I've been an advocate of using SQL Server for more than a mere datastore for about as long as I've been working with the product.  Too many times, I've walked into development shops only to discover that they're using SQL Server no differently than they'd use Access or some other DBMS with far fewer features because they take a "least common denominator" approach -- only using features that most DBMSs have in common.  I always believed that that was a mistake and that it was usually the result of developers not taking the time to get acquainted with the facilities and features the product offers.  I've been a long-time proponent of using "what comes in the box" -- regardless of whether we're talking about SQL Server, the C++ STL, the Delphi VCL, the .NET Framework, or some other piece of the software development puzzle.  For me, it just made sense to at least look at leveraging the features you get free with the development tool(s), DBMSs, and OS platform you're using rather than needlessly duplicating them in custom code.  It's been my experience that the code coming out of places like Microsoft, Oracle, Borland, IBM, and their industry partners is generally of a higher quality than the average developer is capable of producing.  To put it succinctly, the average developer isn't likely to do as well as a large software vendor in building the plumbing and widgets the typical app requires, and may do far worse.  For me, it's just commonsense to at least take a look at using these built-in facilities before you build your own.  It's hard to do that when you don't even know about them.

For SQL Server, this means becoming intimately familiar with Transact-SQL and the many other facilities provided by the product for building applications.  It means avoiding pulling data down to the client or to the middle tier when you can and letting the server do what it does best -- rip through data via set-oriented operations.

That said, there are times when it makes sense to move things outside the server or at least consider doing so.  One of those is when performing certain types of floating point calculations.  I first documented the fact that SQL Server's Transact-SQL doesn't correct for floating point errors in The Guru's Guide to Transact-SQL.  Here's the example query I offered:

CREATE TABLE #rand
(k1 int identity,
c1 float DEFAULT (
(CASE (CAST(RAND()+.5 AS int)*-1) WHEN 0 THEN 1 ELSE -1 END)*(CONVERT(int, RAND() * 100000) % 10000)*RAND()
)
)

INSERT #rand DEFAULT VALUES
INSERT #rand DEFAULT VALUES
INSERT #rand DEFAULT VALUES
INSERT #rand DEFAULT VALUES
INSERT #rand DEFAULT VALUES
INSERT #rand DEFAULT VALUES
INSERT #rand DEFAULT VALUES
INSERT #rand DEFAULT VALUES
INSERT #rand DEFAULT VALUES
INSERT #rand DEFAULT VALUES

SELECT SUM(c1) FROM #rand

SELECT * INTO #rand2 FROM #rand ORDER BY c1

SELECT SUM(c1) FROM #rand2

SELECT * INTO #rand3 FROM #rand2 ORDER BY ABS(c1)

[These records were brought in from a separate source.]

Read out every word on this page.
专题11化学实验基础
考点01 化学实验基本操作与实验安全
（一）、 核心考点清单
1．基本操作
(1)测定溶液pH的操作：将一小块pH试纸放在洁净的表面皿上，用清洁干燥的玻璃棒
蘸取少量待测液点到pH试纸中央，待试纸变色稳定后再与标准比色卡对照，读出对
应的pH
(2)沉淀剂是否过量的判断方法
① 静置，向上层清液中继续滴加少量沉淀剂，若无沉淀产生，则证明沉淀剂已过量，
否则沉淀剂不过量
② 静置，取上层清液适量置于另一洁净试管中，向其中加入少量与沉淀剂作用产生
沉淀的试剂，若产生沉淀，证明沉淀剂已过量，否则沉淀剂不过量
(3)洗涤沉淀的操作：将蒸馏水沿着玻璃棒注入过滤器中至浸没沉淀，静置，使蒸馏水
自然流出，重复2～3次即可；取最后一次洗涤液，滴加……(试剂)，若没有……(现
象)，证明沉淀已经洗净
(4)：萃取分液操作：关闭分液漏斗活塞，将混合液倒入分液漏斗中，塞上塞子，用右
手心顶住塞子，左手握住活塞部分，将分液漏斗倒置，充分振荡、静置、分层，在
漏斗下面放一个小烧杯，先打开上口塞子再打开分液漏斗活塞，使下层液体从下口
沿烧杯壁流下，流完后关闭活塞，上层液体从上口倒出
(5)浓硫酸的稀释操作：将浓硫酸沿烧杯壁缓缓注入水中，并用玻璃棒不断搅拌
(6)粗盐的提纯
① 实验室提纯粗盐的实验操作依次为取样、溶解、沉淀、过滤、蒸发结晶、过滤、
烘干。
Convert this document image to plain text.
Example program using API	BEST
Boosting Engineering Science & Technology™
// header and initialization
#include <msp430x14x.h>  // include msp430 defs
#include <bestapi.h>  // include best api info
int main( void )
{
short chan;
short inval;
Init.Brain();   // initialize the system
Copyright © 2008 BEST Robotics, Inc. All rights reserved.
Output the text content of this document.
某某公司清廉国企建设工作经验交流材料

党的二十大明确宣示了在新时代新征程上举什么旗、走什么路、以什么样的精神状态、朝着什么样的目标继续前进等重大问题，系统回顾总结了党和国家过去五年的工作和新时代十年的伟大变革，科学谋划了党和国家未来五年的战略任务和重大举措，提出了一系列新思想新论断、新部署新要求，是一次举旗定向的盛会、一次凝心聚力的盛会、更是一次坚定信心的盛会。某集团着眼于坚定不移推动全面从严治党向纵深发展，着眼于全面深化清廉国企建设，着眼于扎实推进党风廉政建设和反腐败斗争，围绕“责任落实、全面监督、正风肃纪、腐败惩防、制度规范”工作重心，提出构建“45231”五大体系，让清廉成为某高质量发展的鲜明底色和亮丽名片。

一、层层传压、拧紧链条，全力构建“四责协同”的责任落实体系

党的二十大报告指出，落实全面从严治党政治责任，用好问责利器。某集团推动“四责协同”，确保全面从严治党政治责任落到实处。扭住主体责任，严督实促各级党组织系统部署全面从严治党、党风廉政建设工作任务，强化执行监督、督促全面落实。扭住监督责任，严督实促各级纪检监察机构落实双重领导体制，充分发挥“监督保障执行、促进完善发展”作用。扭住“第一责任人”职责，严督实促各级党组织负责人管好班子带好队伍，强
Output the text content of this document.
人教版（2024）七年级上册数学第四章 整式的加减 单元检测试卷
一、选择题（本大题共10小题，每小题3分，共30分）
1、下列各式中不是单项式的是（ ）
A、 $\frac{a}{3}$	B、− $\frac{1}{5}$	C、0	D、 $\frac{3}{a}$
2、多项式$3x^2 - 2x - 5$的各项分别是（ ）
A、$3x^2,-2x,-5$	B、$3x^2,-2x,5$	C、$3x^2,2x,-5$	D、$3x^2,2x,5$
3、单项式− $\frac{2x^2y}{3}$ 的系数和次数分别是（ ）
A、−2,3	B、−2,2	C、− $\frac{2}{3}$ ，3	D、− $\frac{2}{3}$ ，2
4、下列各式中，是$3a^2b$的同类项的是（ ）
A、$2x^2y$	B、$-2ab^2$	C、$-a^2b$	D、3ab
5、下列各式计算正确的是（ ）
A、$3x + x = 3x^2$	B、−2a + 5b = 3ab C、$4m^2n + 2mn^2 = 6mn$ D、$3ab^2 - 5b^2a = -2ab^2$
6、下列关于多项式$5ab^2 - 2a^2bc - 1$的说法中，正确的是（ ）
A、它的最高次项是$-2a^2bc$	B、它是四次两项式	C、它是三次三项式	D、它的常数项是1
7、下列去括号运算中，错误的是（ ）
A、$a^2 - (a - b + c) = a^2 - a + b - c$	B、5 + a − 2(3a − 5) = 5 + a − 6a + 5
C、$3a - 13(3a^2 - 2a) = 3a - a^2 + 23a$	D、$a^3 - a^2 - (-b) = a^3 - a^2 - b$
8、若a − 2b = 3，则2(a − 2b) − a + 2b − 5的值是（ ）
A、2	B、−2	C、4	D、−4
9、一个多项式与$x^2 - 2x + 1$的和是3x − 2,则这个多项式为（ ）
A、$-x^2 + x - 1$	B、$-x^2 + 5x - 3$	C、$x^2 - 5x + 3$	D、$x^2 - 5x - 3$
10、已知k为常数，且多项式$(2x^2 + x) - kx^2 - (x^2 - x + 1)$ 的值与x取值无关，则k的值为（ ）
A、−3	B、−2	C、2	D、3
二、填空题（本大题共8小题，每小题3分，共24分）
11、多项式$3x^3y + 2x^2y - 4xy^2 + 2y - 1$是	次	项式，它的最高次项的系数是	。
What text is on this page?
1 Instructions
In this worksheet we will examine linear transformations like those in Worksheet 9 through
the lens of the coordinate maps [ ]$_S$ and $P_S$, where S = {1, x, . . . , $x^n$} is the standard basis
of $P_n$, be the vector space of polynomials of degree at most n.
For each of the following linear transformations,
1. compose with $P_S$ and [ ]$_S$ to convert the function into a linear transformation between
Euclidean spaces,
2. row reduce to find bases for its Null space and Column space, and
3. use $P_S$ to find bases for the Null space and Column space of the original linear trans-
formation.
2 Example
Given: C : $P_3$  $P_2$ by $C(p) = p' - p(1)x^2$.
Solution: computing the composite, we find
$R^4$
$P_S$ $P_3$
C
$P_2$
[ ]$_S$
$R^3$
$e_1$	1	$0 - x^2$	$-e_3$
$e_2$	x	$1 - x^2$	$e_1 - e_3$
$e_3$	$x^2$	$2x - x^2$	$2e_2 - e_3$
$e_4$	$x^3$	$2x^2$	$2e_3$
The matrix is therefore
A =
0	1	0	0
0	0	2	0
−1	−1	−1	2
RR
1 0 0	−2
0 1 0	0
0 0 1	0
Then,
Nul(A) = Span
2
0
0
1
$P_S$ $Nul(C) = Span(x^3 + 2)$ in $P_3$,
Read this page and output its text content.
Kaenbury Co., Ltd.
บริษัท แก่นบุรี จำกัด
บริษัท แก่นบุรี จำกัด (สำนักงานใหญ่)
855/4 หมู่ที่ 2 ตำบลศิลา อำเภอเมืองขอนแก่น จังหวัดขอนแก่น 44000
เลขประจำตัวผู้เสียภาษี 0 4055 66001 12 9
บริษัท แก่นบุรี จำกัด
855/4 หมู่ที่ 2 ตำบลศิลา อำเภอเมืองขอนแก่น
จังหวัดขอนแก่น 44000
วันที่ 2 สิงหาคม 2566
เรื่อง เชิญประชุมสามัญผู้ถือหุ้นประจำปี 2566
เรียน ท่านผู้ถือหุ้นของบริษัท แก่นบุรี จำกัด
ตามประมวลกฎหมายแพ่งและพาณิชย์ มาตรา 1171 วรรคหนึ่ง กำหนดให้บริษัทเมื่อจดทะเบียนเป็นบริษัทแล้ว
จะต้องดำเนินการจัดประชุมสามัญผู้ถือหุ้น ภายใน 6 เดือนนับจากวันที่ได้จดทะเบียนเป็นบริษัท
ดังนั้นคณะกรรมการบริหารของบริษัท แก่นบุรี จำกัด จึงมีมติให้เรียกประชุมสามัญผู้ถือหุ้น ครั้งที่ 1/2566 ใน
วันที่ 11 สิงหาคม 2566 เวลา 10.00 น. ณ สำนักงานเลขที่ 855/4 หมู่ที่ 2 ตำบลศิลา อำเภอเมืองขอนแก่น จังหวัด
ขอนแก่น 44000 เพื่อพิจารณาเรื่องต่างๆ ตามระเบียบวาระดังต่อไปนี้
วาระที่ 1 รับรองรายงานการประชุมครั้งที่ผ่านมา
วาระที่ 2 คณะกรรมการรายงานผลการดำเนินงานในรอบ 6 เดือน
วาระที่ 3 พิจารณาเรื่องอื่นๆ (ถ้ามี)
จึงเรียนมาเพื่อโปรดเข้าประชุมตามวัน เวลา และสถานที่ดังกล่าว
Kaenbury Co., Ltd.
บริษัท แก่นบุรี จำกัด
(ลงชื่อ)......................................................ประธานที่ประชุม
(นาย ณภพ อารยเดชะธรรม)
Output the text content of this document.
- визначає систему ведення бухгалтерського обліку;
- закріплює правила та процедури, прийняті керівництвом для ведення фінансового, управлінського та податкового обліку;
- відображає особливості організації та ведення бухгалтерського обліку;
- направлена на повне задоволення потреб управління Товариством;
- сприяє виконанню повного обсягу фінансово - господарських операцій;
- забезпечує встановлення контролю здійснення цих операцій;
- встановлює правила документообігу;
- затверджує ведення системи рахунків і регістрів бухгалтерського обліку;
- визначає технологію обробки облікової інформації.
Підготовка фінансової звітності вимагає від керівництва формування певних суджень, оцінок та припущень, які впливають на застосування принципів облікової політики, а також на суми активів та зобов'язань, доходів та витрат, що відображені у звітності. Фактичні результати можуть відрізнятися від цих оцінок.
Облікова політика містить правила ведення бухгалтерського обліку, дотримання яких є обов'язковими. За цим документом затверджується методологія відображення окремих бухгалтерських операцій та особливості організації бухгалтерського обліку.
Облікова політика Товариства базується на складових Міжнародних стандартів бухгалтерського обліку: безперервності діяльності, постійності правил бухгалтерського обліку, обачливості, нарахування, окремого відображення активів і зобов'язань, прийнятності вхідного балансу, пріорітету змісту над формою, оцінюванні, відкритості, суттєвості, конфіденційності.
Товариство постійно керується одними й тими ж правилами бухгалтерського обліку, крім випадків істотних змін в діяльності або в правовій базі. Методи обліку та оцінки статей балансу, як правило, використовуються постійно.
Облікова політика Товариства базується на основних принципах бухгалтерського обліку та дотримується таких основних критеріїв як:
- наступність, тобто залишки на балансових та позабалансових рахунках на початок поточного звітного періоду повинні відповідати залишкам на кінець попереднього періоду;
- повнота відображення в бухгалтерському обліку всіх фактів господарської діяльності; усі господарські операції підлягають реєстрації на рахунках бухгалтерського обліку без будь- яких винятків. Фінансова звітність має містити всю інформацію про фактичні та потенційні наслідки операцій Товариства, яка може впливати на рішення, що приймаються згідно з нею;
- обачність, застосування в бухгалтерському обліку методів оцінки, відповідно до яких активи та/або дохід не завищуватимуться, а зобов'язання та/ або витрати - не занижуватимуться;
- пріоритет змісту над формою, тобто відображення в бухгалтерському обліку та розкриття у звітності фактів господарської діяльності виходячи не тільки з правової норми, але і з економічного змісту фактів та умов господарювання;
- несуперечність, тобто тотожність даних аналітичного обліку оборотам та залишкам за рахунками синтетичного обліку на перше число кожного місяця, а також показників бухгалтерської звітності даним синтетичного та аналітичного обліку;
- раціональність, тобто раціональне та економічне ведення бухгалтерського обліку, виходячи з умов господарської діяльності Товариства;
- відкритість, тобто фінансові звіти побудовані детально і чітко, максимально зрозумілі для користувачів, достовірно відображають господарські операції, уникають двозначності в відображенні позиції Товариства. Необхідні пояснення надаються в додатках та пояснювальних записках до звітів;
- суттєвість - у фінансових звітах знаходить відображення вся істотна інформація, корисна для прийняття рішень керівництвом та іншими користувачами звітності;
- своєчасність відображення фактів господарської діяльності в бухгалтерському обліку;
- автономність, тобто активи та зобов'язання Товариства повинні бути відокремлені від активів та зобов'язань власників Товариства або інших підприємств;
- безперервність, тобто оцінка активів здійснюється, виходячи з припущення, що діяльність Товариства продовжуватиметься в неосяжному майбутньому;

SELECT SUM(c1) FROM #rand3

 

-----------------------------------------------------
-10378.804170841649

                                                     
-----------------------------------------------------
-10378.804170841646

                                                     
-----------------------------------------------------
-10378.804170841648

This query fills a temp table with some random floating point values, then totals those values three different ways.  The only difference between the three totals is the ordering of the terms.  Languages that don't correct for floating point rounding errors are susceptible to returning different results for the same numeric computation stated in different ways -- heresy in the world of mathematics.  All I do in the example above is change the order by which I'm traversing the values.  Because Transact-SQL doesn't correct for floating point rounding errors, the three totals often differ from one another.

What can you do about this?  One option is to switch to a fixed-point type, such as decimal or numeric, like so:

CREATE TABLE #rand
(k1 int identity,
c1 decimal(10,4) DEFAULT (
(CASE (CAST(RAND()+.5 AS int)*-1) WHEN 0 THEN 1 ELSE -1 END)*(CONVERT(int, RAND() * 100000) % 10000)*RAND()
)
)

Of course, this alleviates the problem because you're no longer working with floating point values.  The problem with this is that you're also not using the processor's FPU circuitry, which will slow down the computation, perhaps dramatically.  With today's chips, you might not even notice the difference, but with more complex expressions computed over large amounts of data, I'll bet you would.

Foregoing any discussion of SQL Server 2005 features for now, your best option may be to simply move the calculation completely out of Transact-SQL into a client-side language that properly handles floating point rounding errors.  IOW, the best solution of all may be to avoid doing floating point computations of any complexity in Transact-SQL in the first place.  While I'm a stickler for using "what comes in the box", and I'm an even bigger stickler for using the right tool for the job, and, in this case, T-SQL may not be the best tool for the job.